Ma FromSoftware andò ben oltre il sentiero tracciato dallo studio americano, lasciando il giocatore alla mercé di un mondo senza pietà, costringendolo ad andare avanti con minimi indizi e senza guide (un sistema di mappe arriverà solo nel 2001). King's Field è proprio il modo con cui lo studio giapponese si è fatto le ossa: esperienze difficili che lasciano il giocatore in solitudine a esplorare territori pericolosi. Eppure, c'è un tocco in più che differenzia spesso i lavori dello studio giapponese da quelli della concorrenza.
Nonostante l'imperante tristezza che alberga nel regno di Verdite, è possibile trovare una fioca speranza, a malapena visibile tra le nubi oscure. Si nota specialmente in alcuni momenti di King's Field 2, dove il giocatore, dopo aver salito una torre che sembra non finire mai, finalmente vede la luce del sole che fa capolino tra le fronde di un enorme albero. Si tratta probabilmente di uno dei pochi momenti dell'intera serie in cui al giocatore è lasciato sperare un minimo. Magari, solo per un attimo finalmente il sole riuscirà a sconfiggere quell'orribile notte. Ma purtroppo quella vittoria è meramente effimera, poiché molto presto torneremo a stringere i denti immersi nell'oscurità.
Le lezioni imparate
Da King's Field sono passati 28 anni e, da allora, lo studio giapponese non ha smesso d'imparare costantemente dai propri titoli passati, affinando rigorosamente la capacità di creare universi alternativi e nemici memorabili. Giunti a questo punto, è bene specificare che il primo King's Field non sia certo invecchiato così bene, tra controlli "tank" e meccaniche inesorabilmente lente. Il discorso potrebbe valere anche per l'intera quadrilogia, visto che FromSoftware non ha mai voluto rivoluzionare quel concetto di base.

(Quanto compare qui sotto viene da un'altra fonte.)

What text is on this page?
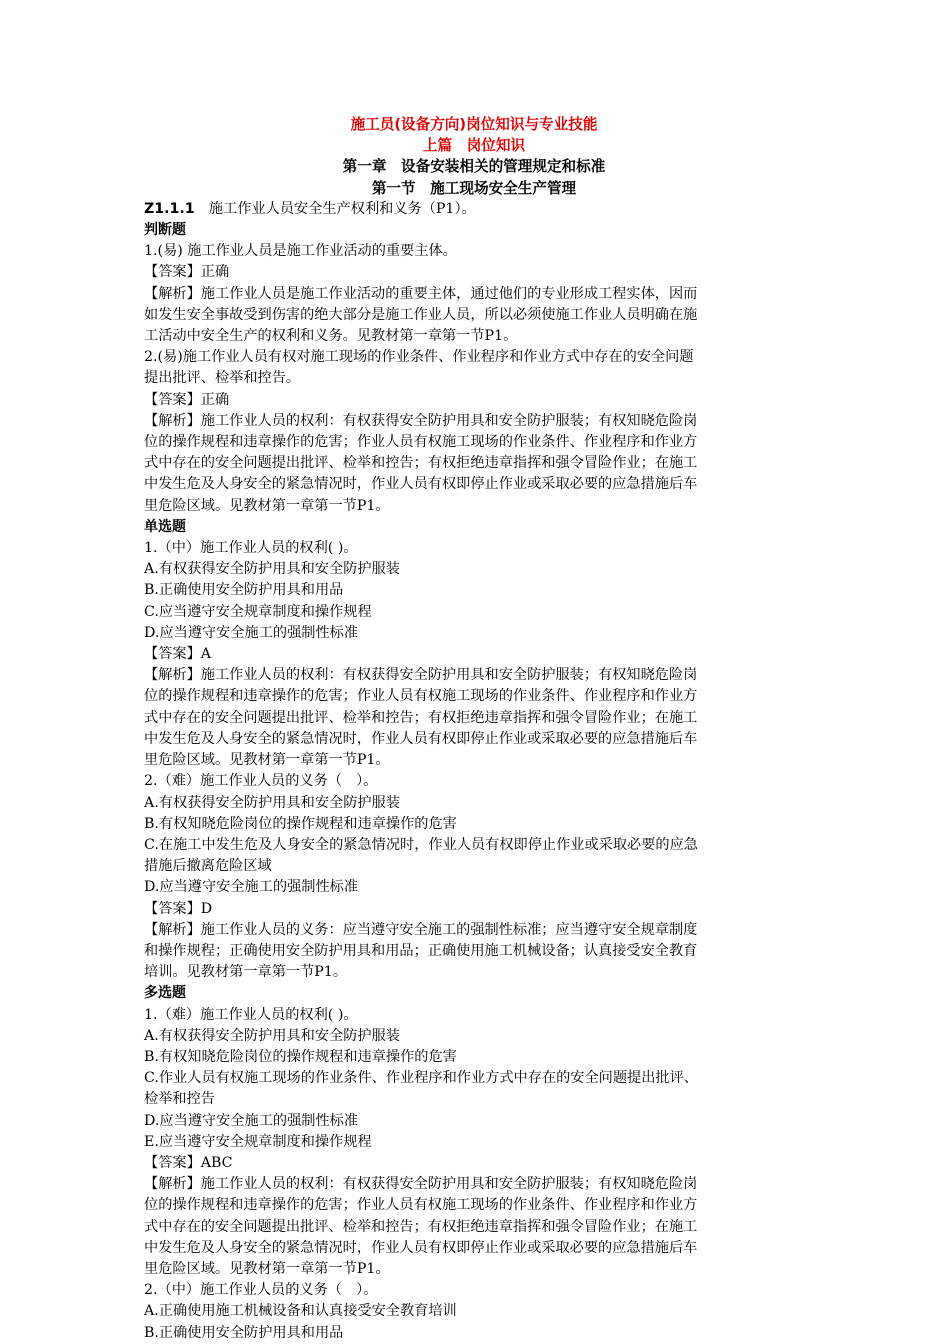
施工员(设备方向)岗位知识与专业技能
上篇　岗位知识
第一章　设备安装相关的管理规定和标准
第一节　施工现场安全生产管理
Z1.1.1　施工作业人员安全生产权利和义务（P1）。
判断题
1.(易) 施工作业人员是施工作业活动的重要主体。
【答案】正确
【解析】施工作业人员是施工作业活动的重要主体，通过他们的专业形成工程实体，因而
如发生安全事故受到伤害的绝大部分是施工作业人员，所以必须使施工作业人员明确在施
工活动中安全生产的权利和义务。见教材第一章第一节P1。
2.(易)施工作业人员有权对施工现场的作业条件、作业程序和作业方式中存在的安全问题
提出批评、检举和控告。
【答案】正确
【解析】施工作业人员的权利：有权获得安全防护用具和安全防护服装；有权知晓危险岗
位的操作规程和违章操作的危害；作业人员有权施工现场的作业条件、作业程序和作业方
式中存在的安全问题提出批评、检举和控告；有权拒绝违章指挥和强令冒险作业；在施工
中发生危及人身安全的紧急情况时，作业人员有权即停止作业或采取必要的应急措施后车
里危险区域。见教材第一章第一节P1。
单选题
1.（中）施工作业人员的权利( )。
A.有权获得安全防护用具和安全防护服装
B.正确使用安全防护用具和用品
C.应当遵守安全规章制度和操作规程
D.应当遵守安全施工的强制性标准
【答案】A
【解析】施工作业人员的权利：有权获得安全防护用具和安全防护服装；有权知晓危险岗
位的操作规程和违章操作的危害；作业人员有权施工现场的作业条件、作业程序和作业方
式中存在的安全问题提出批评、检举和控告；有权拒绝违章指挥和强令冒险作业；在施工
中发生危及人身安全的紧急情况时，作业人员有权即停止作业或采取必要的应急措施后车
里危险区域。见教材第一章第一节P1。
2.（难）施工作业人员的义务（　）。
A.有权获得安全防护用具和安全防护服装
B.有权知晓危险岗位的操作规程和违章操作的危害
C.在施工中发生危及人身安全的紧急情况时，作业人员有权即停止作业或采取必要的应急
措施后撤离危险区域
D.应当遵守安全施工的强制性标准
【答案】D
【解析】施工作业人员的义务：应当遵守安全施工的强制性标准；应当遵守安全规章制度
和操作规程；正确使用安全防护用具和用品；正确使用施工机械设备；认真接受安全教育
培训。见教材第一章第一节P1。
多选题
1.（难）施工作业人员的权利( )。
A.有权获得安全防护用具和安全防护服装
B.有权知晓危险岗位的操作规程和违章操作的危害
C.作业人员有权施工现场的作业条件、作业程序和作业方式中存在的安全问题提出批评、
检举和控告
D.应当遵守安全施工的强制性标准
E.应当遵守安全规章制度和操作规程
【答案】ABC
【解析】施工作业人员的权利：有权获得安全防护用具和安全防护服装；有权知晓危险岗
位的操作规程和违章操作的危害；作业人员有权施工现场的作业条件、作业程序和作业方
式中存在的安全问题提出批评、检举和控告；有权拒绝违章指挥和强令冒险作业；在施工
中发生危及人身安全的紧急情况时，作业人员有权即停止作业或采取必要的应急措施后车
里危险区域。见教材第一章第一节P1。
2.（中）施工作业人员的义务（　）。
A.正确使用施工机械设备和认真接受安全教育培训
B.正确使用安全防护用具和用品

Certo, King's Field 4 è molto più digeribile, ma comunque non cambia quanto visto in precedenza.
E, anche in questo, potremmo tracciare una facile linea parallela con i recenti lavori di FromSoftware. Nella parabole tra Demon's Souls, Dark Souls ed Elden Ring, possiamo osservare uno studio che costantemente impara, affina, aggiusta, sistema. Ma non rivoluziona. Di certo, possiamo affermare senza timore che Dark Souls (o Demon's Souls) non sarebbe mai esistito senza il lontano parente King's Field. E non solo, le similitudini tra le due serie sono talmente tante da far pensare che si tratti in realtà di un unico universo. In tutta la quadrilogia, gli elementi in comune con i recenti titoli di FromSoftware si sprecano: anelli magici, scorciatoie da sbloccare, armi che si consumano, trappole.
King's Field ha dimostrato per primo che la malinconia e la tristezza possono essere sconfitte, magari non per sempre, ma abbastanza trovare la speranza di andare avanti. Quella stessa fioca scintilla che ci fa sperare che possiamo alzarci anche oggi, magari con la volontà di riprovare ancora, di migliorarci. Magari, un giorno, saremo in grado di superare certe difficoltà apparentemente insormontabili. Insomma, King's Field per primo ha dimostrato la necessità di mantenere viva quella speranza di diventare più bravi. Di - come dire - "git gud".